Jumlah uang tersebut terbilang banyak pada zaman itu, sehingga ia terepincut ikut berjualan burung.
Sebelum penjualan satwa di larang di tempat ini ia juga menjual koleksi burung dari Hongkong.
Namun seiring adanya larangan, tidak ada lagi burung impor.

Hewan kelinci ada di di Pasar Burung Palembang. (Sriwijaya Post/Igun Bagus Saputra)
Sekarang mayoritas burung lokal yang diperjualbelikan.
Seperti burung merpati, perkutut, jalak, boksai, kutilang, murai batu, murai kacer dan kecici.
Harga merpati satu ekornya dibanderol Rp 60 ribu atau sekitar Rp 120 ribu sepasang.
Burung lainnya bisa mencapai Rp 100 ribu bahkan ada di atas itu.
Selain burung, di pasar ini juga dijual hewan peliharaan lain seperti kelinci.
Ada beberapa jenis kelinci, termasuk yang didatangkan dari daerah Jawa Barat dengan harga jual sekitar 100 ribu per ekor.

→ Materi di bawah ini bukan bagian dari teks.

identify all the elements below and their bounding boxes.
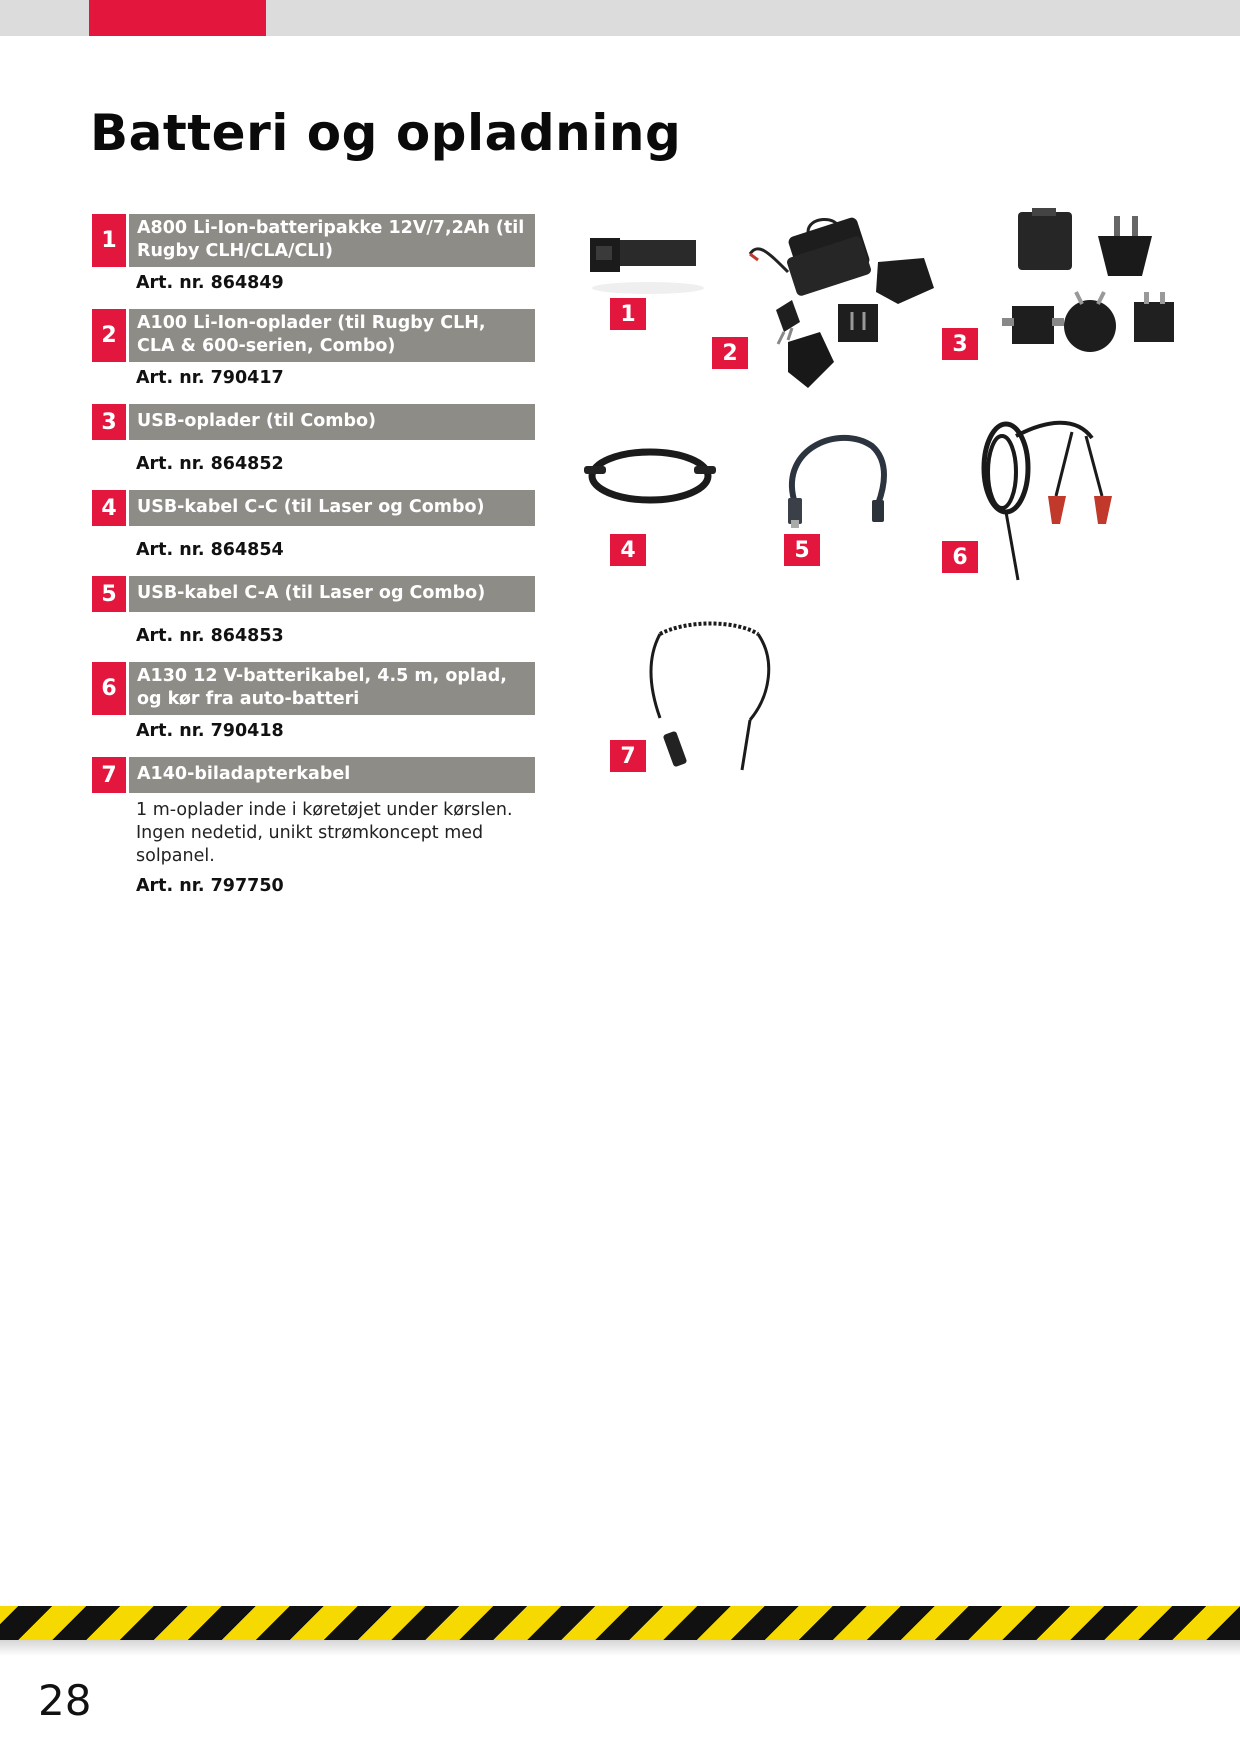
item-number: 6 xyxy=(92,662,126,715)
item-art-number: Art. nr. 864854 xyxy=(136,540,284,560)
item-title: USB-kabel C-A (til Laser og Combo) xyxy=(129,576,535,612)
item-number: 2 xyxy=(92,309,126,362)
top-bar-accent xyxy=(89,0,266,36)
page-number: 28 xyxy=(38,1676,92,1725)
photo-badge-6: 6 xyxy=(942,541,978,573)
usb-c-c-cable-image xyxy=(584,436,718,510)
hazard-stripe xyxy=(0,1606,1240,1640)
product-item-7 xyxy=(92,757,535,898)
item-title: A800 Li-Ion-batteripakke 12V/7,2Ah (til Rugby CLH/CLA/CLI) xyxy=(129,214,535,267)
usb-charger-adapters-image xyxy=(1002,206,1184,366)
item-title: USB-oplader (til Combo) xyxy=(129,404,535,440)
battery-pack-image xyxy=(588,234,706,298)
photo-badge-4: 4 xyxy=(610,534,646,566)
photo-badge-1: 1 xyxy=(610,298,646,330)
battery-cable-clamps-image xyxy=(976,416,1126,586)
item-art-number: Art. nr. 797750 xyxy=(136,876,284,896)
product-item-4 xyxy=(92,490,535,562)
item-title: A140-biladapterkabel xyxy=(129,757,535,793)
item-number: 3 xyxy=(92,404,126,440)
item-number: 1 xyxy=(92,214,126,267)
charger-adapters-image xyxy=(748,212,938,398)
product-item-1 xyxy=(92,214,535,295)
item-description: 1 m-oplader inde i køretøjet under kørslen. Ingen nedetid, unikt strømkoncept med solpanel. xyxy=(136,800,513,866)
item-title: USB-kabel C-C (til Laser og Combo) xyxy=(129,490,535,526)
item-art-number: Art. nr. 864853 xyxy=(136,626,284,646)
photo-badge-5: 5 xyxy=(784,534,820,566)
item-title: A100 Li-Ion-oplader (til Rugby CLH, CLA & 600-serien, Combo) xyxy=(129,309,535,362)
photo-badge-7: 7 xyxy=(610,740,646,772)
item-number: 7 xyxy=(92,757,126,793)
product-item-2 xyxy=(92,309,535,390)
item-number: 5 xyxy=(92,576,126,612)
car-adapter-cable-image xyxy=(646,620,776,780)
item-title: A130 12 V-batterikabel, 4.5 m, oplad, og kør fra auto-batteri xyxy=(129,662,535,715)
product-item-3 xyxy=(92,404,535,476)
page-title: Batteri og opladning xyxy=(90,104,682,162)
item-art-number: Art. nr. 864849 xyxy=(136,273,284,293)
top-bar xyxy=(0,0,1240,36)
product-list xyxy=(92,214,535,912)
item-art-number: Art. nr. 864852 xyxy=(136,454,284,474)
item-number: 4 xyxy=(92,490,126,526)
item-art-number: Art. nr. 790417 xyxy=(136,368,284,388)
photo-badge-2: 2 xyxy=(712,337,748,369)
product-item-5 xyxy=(92,576,535,648)
usb-c-a-cable-image xyxy=(780,428,892,530)
photo-badge-3: 3 xyxy=(942,328,978,360)
item-art-number: Art. nr. 790418 xyxy=(136,721,284,741)
product-item-6 xyxy=(92,662,535,743)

Berbagai jenis ikan hias dijual di Pasar Burung Palembang. (Sriwijaya Post/Igun Bagus Saputra)
Tak hanya itu, di lokasi Pasar Burung juga banyak yang menjual ikan hias, bahkan ikan konsumsi seperti bibit lele, toman dan lainnya.
Pasar Burung sendiri pernah direlokasi ke Pasar Cinde pada dekade 80an akhir, karena tempat itu rencananya akan dibuat terminal.
Namun terminal yang dijanjikan tidak kunjung ada, sehingga pada tahun 1990-an para pedagang burung kembali lagi.
Seiring berjalannya waktu, pasar tersebut makin tidak terurus.
Di sekitar lokasi pasar sudah banyak dijadikan lahan parkir.
Belum lagi saat hujan menguyur, menyebabkan becek.

Berbagai jenis ikan hias dijual di Pasar Burung Palembang. (Sriwijaya Post/Igun Bagus Saputra)
Pemerintah Kota Palembang sendiri ada rencana akan membangun Pasar Hobi di kawasan Jakabaring.
Aktivitas jual beli hewan peliharaan, termasuk batu akik akan dipusatkan di Pasah Hobi itu.
Namun, rencana tersebut hingga saat ini belum ada kejelasan, apalagi realisasi.
Alhasil, bagi yang hobi memelihara burung, tetap bisa mengunjungi lokasi ini.